Music Providers

Configure background music — Google Lyria 3 Pro for AI-generated scores or the free bundled royalty-free track library.

The music provider generates or selects a background score that plays under the voiceover. Music is scene-synced to match the video's emotional arc, with automatic audio ducking during narration.

Supported providers

Provider	Env var	Flag value	Cost
Bundled library	none	`bundled`	Free
Google Lyria 3 Pro	`GOOGLE_API_KEY`	`lyria`	$0.08/track

Usage

# Free bundled tracks (default)
pnpm start "topic" --music-provider bundled

# AI-generated music
pnpm start "topic" --music-provider lyria

The --provider google shortcut sets music to Lyria automatically. To disable music entirely:

pnpm start "topic" --no-music

Bundled library

The bundled library ships with 25 royalty-free tracks organized by mood. No API key required, no network calls, zero cost.

Track selection works by mood matching:

The Creative Director's DirectorScore includes a music_mood field
The bundled adapter filters tracks by that mood
A random track from the matching mood pool is selected
If no tracks match the exact mood, a random track from any mood is used as fallback

The tracks are stored in assets/music/ with metadata in assets/music-manifest.json. Each track entry includes mood classification, duration, source attribution, and license info.

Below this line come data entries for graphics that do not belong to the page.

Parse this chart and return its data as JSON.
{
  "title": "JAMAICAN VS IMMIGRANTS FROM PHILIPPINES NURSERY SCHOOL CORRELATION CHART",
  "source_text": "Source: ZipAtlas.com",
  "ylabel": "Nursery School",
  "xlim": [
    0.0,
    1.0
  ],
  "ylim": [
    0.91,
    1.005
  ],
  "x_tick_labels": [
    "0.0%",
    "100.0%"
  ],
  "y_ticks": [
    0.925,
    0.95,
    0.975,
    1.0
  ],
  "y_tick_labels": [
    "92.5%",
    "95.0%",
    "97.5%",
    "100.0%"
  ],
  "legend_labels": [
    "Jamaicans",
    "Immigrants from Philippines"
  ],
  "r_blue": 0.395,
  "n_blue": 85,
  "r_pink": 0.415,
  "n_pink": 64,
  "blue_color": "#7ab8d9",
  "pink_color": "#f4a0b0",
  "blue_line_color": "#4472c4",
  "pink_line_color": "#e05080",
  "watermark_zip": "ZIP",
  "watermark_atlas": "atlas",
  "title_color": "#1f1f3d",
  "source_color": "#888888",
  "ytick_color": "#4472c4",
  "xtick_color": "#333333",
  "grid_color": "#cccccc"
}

Lyria generates a unique AI-composed background score tailored to your video's content. The Music Prompter agent writes a detailed prompt describing instruments, tempo, sections, and emotional arc, which Lyria uses to generate the audio.

Model: lyria-3-pro-preview
Output format: MP3
Cost: $0.08 per generated track
Env var: GOOGLE_API_KEY (same key used for Gemini LLM, Imagen, Veo, and Gemini TTS)

How it works

The Music Prompter agent generates a detailed prompt based on the DirectorScore's mood, tempo, and scene structure
The prompt is sent to the Lyria 3 Pro API via the Gemini generateContent endpoint with audio response modality
Lyria returns base64-encoded audio (typically MP3) plus optional text metadata describing sections and BPM
The audio is written to a temp file and passed to the Remotion assembly stage

Safety filter handling

Lyria has content safety filters that may reject prompts with intense or triggering language. If a prompt is rejected:

The provider automatically sanitizes the prompt by replacing intense adjectives (e.g., "aggressive", "menacing", "violent") with "restrained"
The sanitized prompt is retried once
If it fails again, the error propagates and the pipeline falls back to no music for that run

The API may also return finishReason: OTHER, which is an opaque catch-all from the Gemini API. This is not retried since the cause cannot be determined from the response.

Cost comparison

Provider	Per track	Quality
Bundled	Free	Good — curated royalty-free library
Lyria 3 Pro	$0.08	Excellent — AI-composed, unique per video, matched to emotional arc

For most use cases, the bundled library works well. Lyria is worth the $0.08 when you want music that is specifically composed to match your video's content and mood.